One-Pot Synthesis and Molecular Modeling Studies of New Bioactive Spiro-Oxindoles Based on Uracil Derivatives as SARS-CoV-2 Inhibitors Targeting RNA Polymerase and Spike Glycoprotein
Samar El‐Kalyoubi, Ahmed Ragab, Ola A. Abu Ali, Yousry A. Ammar, Mohamed G. Seadawy, Aya Ahmed, Eman A. Fayed
Abstract
The first outbreak in Wuhan, China, in December 2019 was reported about severe acute coronaviral syndrome 2 (SARS-CoV-2). The global coronavirus disease 2019 (COVID-19) pandemic in 2020 resulted in an extremely high potential for dissemination. No drugs are validated in large-scale studies for significant effectiveness in the clinical treatment of COVID-19 patients, despite the worsening trends of COVID-19. This study aims to design a simple and efficient cyclo-condensation reaction of 6-aminouracil derivatives 2a–e and isatin derivatives 1a–c to synthesize spiro-oxindoles 3a–d, 4a–e, and 5a–e.

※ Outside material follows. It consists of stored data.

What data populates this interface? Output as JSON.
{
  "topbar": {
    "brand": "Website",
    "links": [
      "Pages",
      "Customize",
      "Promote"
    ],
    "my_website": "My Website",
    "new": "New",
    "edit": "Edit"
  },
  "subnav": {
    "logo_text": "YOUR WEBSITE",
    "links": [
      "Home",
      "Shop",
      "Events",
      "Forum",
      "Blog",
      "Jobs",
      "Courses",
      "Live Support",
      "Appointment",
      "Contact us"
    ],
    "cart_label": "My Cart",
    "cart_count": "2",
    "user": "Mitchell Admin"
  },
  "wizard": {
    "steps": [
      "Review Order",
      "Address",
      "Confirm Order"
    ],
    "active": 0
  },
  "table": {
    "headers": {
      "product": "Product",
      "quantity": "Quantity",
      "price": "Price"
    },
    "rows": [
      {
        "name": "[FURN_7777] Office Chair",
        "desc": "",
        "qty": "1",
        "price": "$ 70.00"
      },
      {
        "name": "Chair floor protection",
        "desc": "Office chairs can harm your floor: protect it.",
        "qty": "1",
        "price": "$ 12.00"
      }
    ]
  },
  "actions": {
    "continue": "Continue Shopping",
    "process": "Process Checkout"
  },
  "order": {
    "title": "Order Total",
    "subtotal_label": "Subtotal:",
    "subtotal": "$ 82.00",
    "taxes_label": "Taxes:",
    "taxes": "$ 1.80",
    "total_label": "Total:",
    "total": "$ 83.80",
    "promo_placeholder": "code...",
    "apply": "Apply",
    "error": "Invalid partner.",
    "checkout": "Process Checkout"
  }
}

All compounds were tested in vitro against the SARS-CoV-2. Four spiro[indoline-3,5′-pyrido[2,3-d:6,5-d’]dipyrimidine derivatives 3a, 4b, 4d, and 4e showed high activities against the SARS-CoV-2 in plaque reduction assay and were subjected to further RNA-dependent-RNA-polymerase (RdRp) and spike glycoprotein inhibition assay investigations. The four compounds exhibited potent inhibitory activity ranging from 40.23 ± 0.09 to 44.90 ± 0.08 nM and 40.27 ± 0.17 to 44.83 ± 0.16 nM, respectively, when compared with chloroquine as a reference standard, which showed 45 ± 0.02 and 45 ± 0.06 nM against RdRp and spike glycoprotein, respectively. The computational study involving the docking studies of the binding mode inside two proteins ((RdRp) (PDB: 6m71), and (SGp) (PDB: 6VXX)) and geometrical optimization used to generate some molecular parameters were performed for the most active hybrids.